I took refuge in quotation, as people will when they want to say something but find it necessary to mask personal intent with someone else’s words. “I am weak, and my serenity is easily disturbed when I can’t anticipate the next assault upon the dishes.”

“Assault! Oh. Queen Alian the Second.” His smile was pained, but present. “And why she did not like picnics.”

“The diving of bold birds is an apt comparison to the swooping of your silken bags,” I said. “But if I have to point out the analogy, then it is clumsy.”

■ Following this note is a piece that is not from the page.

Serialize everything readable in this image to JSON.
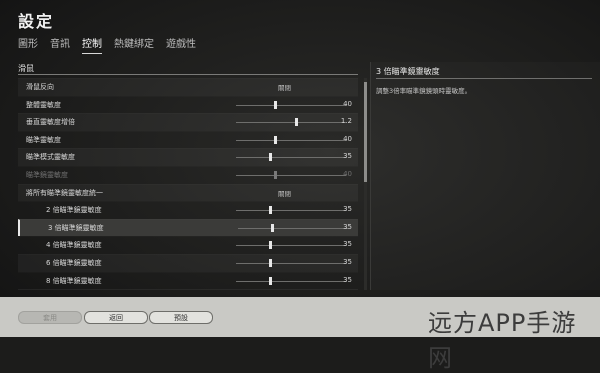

“I’m the clumsy one. It’s just that… we leave tomorrow for Chwahirsland,” he said, as abrupt as any of his bags’ attacks upon plates, glasses, and bowls.

“I thought you wished to go.”

“I do. But—” He pressed the silken bags in his fingers, so that the sand bulged against the fabric as he gave me a comical look of regret. “but… Chwahirsland.”

I opened my hands in Heartfelt Assent, not wanting to say that I would loathe going there or to anyplace like it. “I hope it will prove to be fascinating, and that you are so valuable that promotion comes swiftly. Will you write to us?”

“Us?” he repeated.

He made The Peace and bow over his hands, but he remained silent as more of our friends arrived. He left without speaking—without eating, even—and I did not see him for the rest of the day.

Next morning I discovered through casual talk by his sister that Birdy had departed with the ambassadorial staff who accompanied King Jurac. I found myself looking for him at fan practice, at meals, at the archive late at night where we went for extra study. Then I would remember that he was gone. He had not said farewell, nor had he said anything other than that “Us?” It made me think that maybe heralds were not permitted to correspond with scribes because of the secret nature of diplomacy.

The only thing I was sure of during the next extremely tedious month, as I reviewed every detail of royal etiquette and protocol, was that there was a Birdy-shaped hole in my life. I would even have welcomed the juggling.

 

In the wake of the Chwahirs’ departure, the whispers eddied out, the most common topic being how Jurac of the Chwahir had offered anything short of his kingdom to arrange a marriage treaty with the princess, to be turned down by the queen. But Queen Hatahra worked out a trade agreement for wood and sailcloth and, in turn, Jurac agreed to accept the ambassadorial mission in place of the old trade agents.

The month after Birdy’s departure, it was time for my formal evaluation.

At the Hour of the Quill, I presented myself.

The scriptorium’s formal chamber, used only for important matters (it was there that Scribe Halimas had exiled my shivering thirteen-year-old self to the kitchens), was formed of cool, slightly glistening moonstone. The senior scribes gathered on a wide bench carved of old rosewood. The only decoration was a tapestry that dated back to
Colend’s early days, depicting King Martande (then a herald scribe) with his pen. No swords or horses or bodies of dead Chwahir. This room was a testament to the power of the word.